Hepcidin-25 has attracted much attention ever since its discovery in 2001. It is widely recognized that this liver produced peptide hormone plays a major role in the regulation of iron levels in mammals and can reveal important clinical information about several pathological states in patients suffering from iron-related disorders [1].
With the aim to tackle the current difficulties in hepcidin quantification and improve the status of this promising biomarker in the clinical field, we developed a rapid and robust analytical strategy for the quantification of hepcidin-25 in human samples based on HPLC-MS/MS (QqQ) to be implemented in routine laboratories. The novelty of the method is the use of special HPLC vials to avoid adsorptive losses due to the basic character of the peptide that causes interaction with the silanol groups of the vial’s glass surface. Up to 90% decrease in the MS/MS signal was observed, when commercial HPLC vials were used, while vials treated with 3-(2-aminoethylamino)propylmethyl-dimethoxysilane or 1H,1H,2H,2H-perfluorooctyltriethoxysilane, leading to no significant losses in the dynamic range of physiological hepcidin-25 mean serum levels (10-20 µg/L).

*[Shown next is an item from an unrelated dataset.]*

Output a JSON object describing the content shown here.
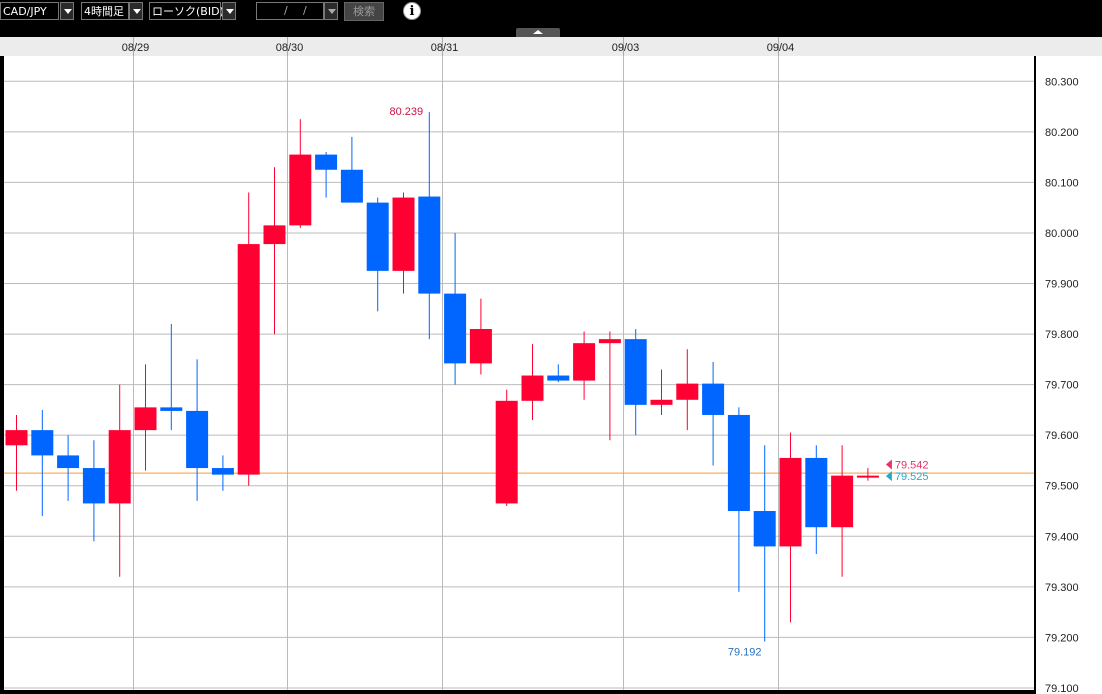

Careful analytical validation was performed for determining the reproducibility, repeatability, limit of quantification (0.5 µg/L) and linearity (0.5-40 µg/L) of the method. Serum samples from 9 healthy volunteers were analyzed with a median hepcidin-25 level of 3.3 µg/L, comparable to results reported in the literature [2,3].
References
[1] T. Ganz, Blood., 2011, 117, 4425.
[2] A. M. Butterfield et al, Clin Chem, 2010, 56, 1725.
[3] A.T. Murphy et al, Blood, 2007, 110, 1048.